INOUE Takehiko - Actualité manga

INOUE Takehiko 井上雄彦

Interview de l'auteur

Lors de sa venue en France dans le cadre du salon du livre, nous avons eu le privilège d'interviewer le mangaka Takehiko Inoue, qui a accepté de répondre à nos questions. Voici le compte-rendu de cette rencontre !
 
 
  
Manga-News : Votre dernier titre paru en France est Pepita. Cette histoire se centre sur l'artiste espagnol Antonio Gaudi, à qui vous avez souhaité rendre hommage après un voyage à Barcelone en 2011. Qu'est-ce qui vous a attiré chez cet artiste ?
Takehiko Inoue : En étudiant les œuvres et les constructions de Gaudi, je n'ai pas ressenti de sentiments spécifiques, mais de manière générale j'ai eu l'impression que cette personne arrivait à retranscrire à partir d'éléments de la nature des émotions que les humains ne ressentaient pas forcément, via un style qui lui est propre. Les bâtiments de Gaudi dégagent quelque chose que je n'ai pas retrouvé chez d'autres architectes.

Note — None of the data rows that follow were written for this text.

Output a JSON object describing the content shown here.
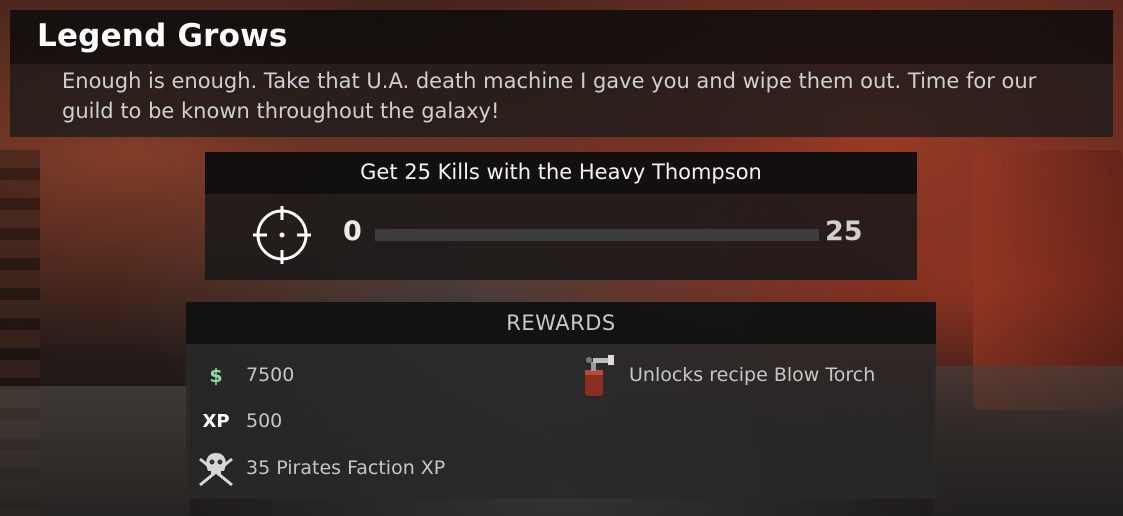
{
  "quest": {
    "title": "Legend Grows",
    "description": "Enough is enough. Take that U.A. death machine I gave you and wipe them out. Time for our guild to be known throughout the galaxy!"
  },
  "objective": {
    "title": "Get 25 Kills with the Heavy Thompson",
    "icon": "crosshair-icon",
    "progress_start": "0",
    "progress_end": "25",
    "progress_fraction": 0
  },
  "rewards": {
    "header": "REWARDS",
    "money": {
      "icon": "dollar-icon",
      "symbol": "$",
      "value": "7500",
      "color": "#8fd9a6"
    },
    "xp": {
      "icon": "xp-icon",
      "label": "XP",
      "value": "500"
    },
    "faction": {
      "icon": "pirate-skull-icon",
      "value": "35 Pirates Faction XP"
    },
    "recipe": {
      "icon": "blow-torch-icon",
      "value": "Unlocks recipe Blow Torch"
    }
  }
}
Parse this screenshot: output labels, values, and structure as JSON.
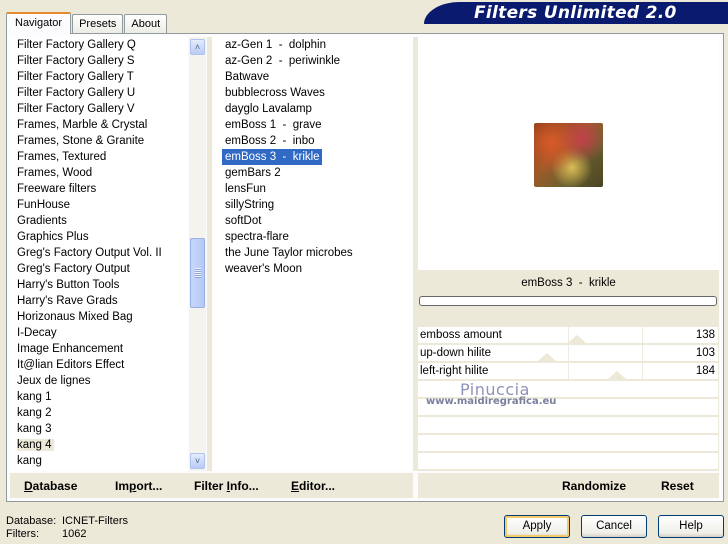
{
  "app": {
    "title": "Filters Unlimited 2.0"
  },
  "tabs": [
    {
      "label": "Navigator",
      "active": true
    },
    {
      "label": "Presets",
      "active": false
    },
    {
      "label": "About",
      "active": false
    }
  ],
  "categories": {
    "selected": "kang 4",
    "items": [
      "Filter Factory Gallery Q",
      "Filter Factory Gallery S",
      "Filter Factory Gallery T",
      "Filter Factory Gallery U",
      "Filter Factory Gallery V",
      "Frames, Marble & Crystal",
      "Frames, Stone & Granite",
      "Frames, Textured",
      "Frames, Wood",
      "Freeware filters",
      "FunHouse",
      "Gradients",
      "Graphics Plus",
      "Greg's Factory Output Vol. II",
      "Greg's Factory Output",
      "Harry's Button Tools",
      "Harry's Rave Grads",
      "Horizonaus Mixed Bag",
      "I-Decay",
      "Image Enhancement",
      "It@lian Editors Effect",
      "Jeux de lignes",
      "kang 1",
      "kang 2",
      "kang 3",
      "kang 4",
      "kang"
    ],
    "scroll": {
      "up_icon": "chevron-up-icon",
      "down_icon": "chevron-down-icon"
    }
  },
  "filters": {
    "selected": "emBoss 3  -  krikle",
    "items": [
      "az-Gen 1  -  dolphin",
      "az-Gen 2  -  periwinkle",
      "Batwave",
      "bubblecross Waves",
      "dayglo Lavalamp",
      "emBoss 1  -  grave",
      "emBoss 2  -  inbo",
      "emBoss 3  -  krikle",
      "gemBars 2",
      "lensFun",
      "sillyString",
      "softDot",
      "spectra-flare",
      "the June Taylor microbes",
      "weaver's Moon"
    ]
  },
  "preview": {
    "filter_name": "emBoss 3  -  krikle",
    "progress": 0
  },
  "parameters": [
    {
      "name": "emboss amount",
      "value": 138,
      "max": 255
    },
    {
      "name": "up-down hilite",
      "value": 103,
      "max": 255
    },
    {
      "name": "left-right hilite",
      "value": 184,
      "max": 255
    }
  ],
  "watermark": {
    "line1": "Pinuccia",
    "line2": "www.maidiregrafica.eu"
  },
  "toolbar": {
    "database": {
      "pre": "",
      "u": "D",
      "post": "atabase"
    },
    "import": {
      "pre": "Im",
      "u": "p",
      "post": "ort..."
    },
    "filter_info": {
      "pre": "Filter ",
      "u": "I",
      "post": "nfo..."
    },
    "editor": {
      "pre": "",
      "u": "E",
      "post": "ditor..."
    },
    "randomize": "Randomize",
    "reset": "Reset"
  },
  "status": {
    "database_label": "Database:",
    "database_value": "ICNET-Filters",
    "filters_label": "Filters:",
    "filters_value": "1062"
  },
  "buttons": {
    "apply": "Apply",
    "cancel": "Cancel",
    "help": "Help"
  }
}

Vous voici à Paris, une ville célèbre pour son art, son histoire très liée à celle-ci, ses nombreux musées... Avez-vous déjà visité la ville ? Qu'est-ce qui vous y a le plus plu ?
En fait, je ne suis arrivé qu'hier (soit le mercredi 20 mars 2013, ndlr), donc je n'ai pas eu le temps de visiter quoi que ce soit mis à part les alentours de mon hôtel. Par contre contrairement à ce que beaucoup de gens pensent, je ne suis pas quelqu'un de très calé en art (rires).
 

  
 
C'est vrai que beaucoup de gens le pensent ! (rires)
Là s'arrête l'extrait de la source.